The rear-side display polarizer has a reflective coating to match the required illumination mode:

 Reflective mode: A continuous reflective coating allows viewing in ambient light
 Transmissive mode: The back polarizer is left clear and the display must be illuminated from behind
 Transflective mode: A thin reflective coating offers sufficient reflection for viewing by ambient light and allows backlighting to shine through, so the display can be used in dim conditions.

For transmissive and transflective mode displays, the following backlighting systems can be used:

 LED: Several LEDs are mounted in a flat (3 mm to 4 mm deep) box that includes a light guide which distributes the light evenly over the display. LED backlights are available in many colors and produce a bright display when supplied with a low DC current. They have a very long lifetime of up to 1,000,000 hours.
 EL panel: A phosphor-impregnated sheet that provides very even illumination when supplied with AC voltage
(typically 100 V (RMS) at 600 Hz). EL panels have a very thin profile but are not as bright as LED backlights and draw more current. They have a typical lifetime of 2,000 hours.
 Incandescent lamp: A low cost, but rather bulky,illumination system can be created using conventional light bulbs. The display must be carefully designed to avoid uneven illumination.

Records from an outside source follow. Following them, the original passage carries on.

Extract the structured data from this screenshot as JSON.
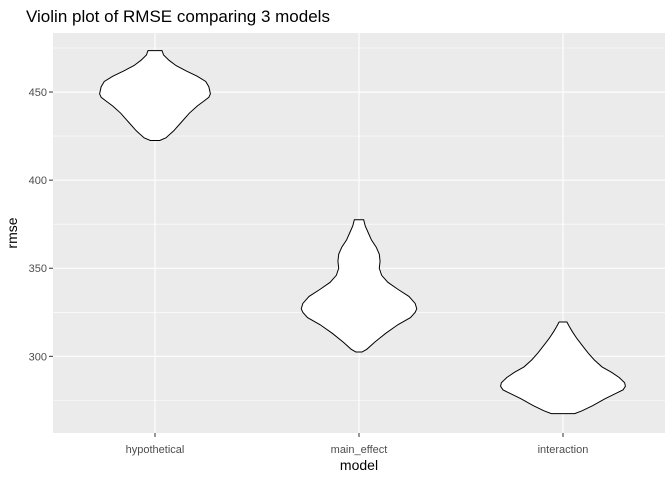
{
  "chart_data": {
    "type": "violin",
    "title": "Violin plot of RMSE comparing 3 models",
    "xlabel": "model",
    "ylabel": "rmse",
    "categories": [
      "hypothetical",
      "main_effect",
      "interaction"
    ],
    "y_ticks": [
      300,
      350,
      400,
      450
    ],
    "ylim": [
      256.5,
      483.5
    ],
    "grid": true,
    "background_color": "#ebebeb",
    "grid_color": "#ffffff",
    "violin_fill": "#ffffff",
    "violin_stroke": "#000000",
    "violins": [
      {
        "category": "hypothetical",
        "min": 422.5,
        "max": 473.5,
        "profile": [
          {
            "y": 422.5,
            "hw": 0.06
          },
          {
            "y": 424,
            "hw": 0.14
          },
          {
            "y": 428,
            "hw": 0.24
          },
          {
            "y": 433,
            "hw": 0.34
          },
          {
            "y": 438,
            "hw": 0.44
          },
          {
            "y": 442,
            "hw": 0.54
          },
          {
            "y": 445,
            "hw": 0.63
          },
          {
            "y": 447,
            "hw": 0.69
          },
          {
            "y": 449,
            "hw": 0.71
          },
          {
            "y": 451,
            "hw": 0.7
          },
          {
            "y": 453,
            "hw": 0.69
          },
          {
            "y": 456,
            "hw": 0.65
          },
          {
            "y": 459,
            "hw": 0.54
          },
          {
            "y": 462,
            "hw": 0.4
          },
          {
            "y": 465,
            "hw": 0.27
          },
          {
            "y": 468,
            "hw": 0.18
          },
          {
            "y": 471,
            "hw": 0.11
          },
          {
            "y": 473.5,
            "hw": 0.09
          }
        ]
      },
      {
        "category": "main_effect",
        "min": 302.5,
        "max": 377.5,
        "profile": [
          {
            "y": 302.5,
            "hw": 0.04
          },
          {
            "y": 304,
            "hw": 0.1
          },
          {
            "y": 308,
            "hw": 0.2
          },
          {
            "y": 313,
            "hw": 0.34
          },
          {
            "y": 318,
            "hw": 0.5
          },
          {
            "y": 322,
            "hw": 0.66
          },
          {
            "y": 325,
            "hw": 0.72
          },
          {
            "y": 327,
            "hw": 0.74
          },
          {
            "y": 330,
            "hw": 0.72
          },
          {
            "y": 334,
            "hw": 0.64
          },
          {
            "y": 338,
            "hw": 0.5
          },
          {
            "y": 342,
            "hw": 0.37
          },
          {
            "y": 346,
            "hw": 0.29
          },
          {
            "y": 350,
            "hw": 0.26
          },
          {
            "y": 354,
            "hw": 0.27
          },
          {
            "y": 358,
            "hw": 0.26
          },
          {
            "y": 362,
            "hw": 0.22
          },
          {
            "y": 366,
            "hw": 0.16
          },
          {
            "y": 370,
            "hw": 0.12
          },
          {
            "y": 374,
            "hw": 0.08
          },
          {
            "y": 377.5,
            "hw": 0.06
          }
        ]
      },
      {
        "category": "interaction",
        "min": 267.5,
        "max": 319.5,
        "profile": [
          {
            "y": 267.5,
            "hw": 0.15
          },
          {
            "y": 269,
            "hw": 0.24
          },
          {
            "y": 272,
            "hw": 0.38
          },
          {
            "y": 276,
            "hw": 0.54
          },
          {
            "y": 279,
            "hw": 0.68
          },
          {
            "y": 281,
            "hw": 0.77
          },
          {
            "y": 283,
            "hw": 0.8
          },
          {
            "y": 285,
            "hw": 0.79
          },
          {
            "y": 288,
            "hw": 0.72
          },
          {
            "y": 291,
            "hw": 0.62
          },
          {
            "y": 294,
            "hw": 0.5
          },
          {
            "y": 298,
            "hw": 0.4
          },
          {
            "y": 302,
            "hw": 0.32
          },
          {
            "y": 306,
            "hw": 0.25
          },
          {
            "y": 310,
            "hw": 0.18
          },
          {
            "y": 314,
            "hw": 0.12
          },
          {
            "y": 317,
            "hw": 0.08
          },
          {
            "y": 319.5,
            "hw": 0.05
          }
        ]
      }
    ]
  }
}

The tracks leading to the edge of the glass allow the COG module to be connected to a microcontroller. Several methods can be used to enable this connection:

 Flexfoil: Fixed directly on the glass with a hermetically sealed bond. Flexfoil offers a highly reliable and flexible
connection system.
 Fixed pins: Clipped to the edge of the glass, fixed with conductive glue and sealed with epoxy, fixed pins offer a very stable and low-cost connection method that is recommended for most applications. The pins can be soldered directly to a PCB or fitted to a suitable interface connector.
 Glued-on connector: Glued directly to the edge of the glass and protected by a plastic housing, this type of connector offers an alternative, low-cost solution.

Side-by-Side Comparison of LCD Module Manufacturing Methods

Compared to LCD modules with a packaged LCD driver, COG modules offer major benefits with onlyvery few disadvantages for equipment designs as shown in the table below:

Side-by-Side Comparison of LCD Module Manufacturing Methods

Industrial, automotive, and portable equipment designers should strongly consider utilizing COG LCD modules for their LCD needs. COG modules are considerably thinner, more reliable, flexible, and more cost effective than traditional LCD modules with a packaged LCD driver.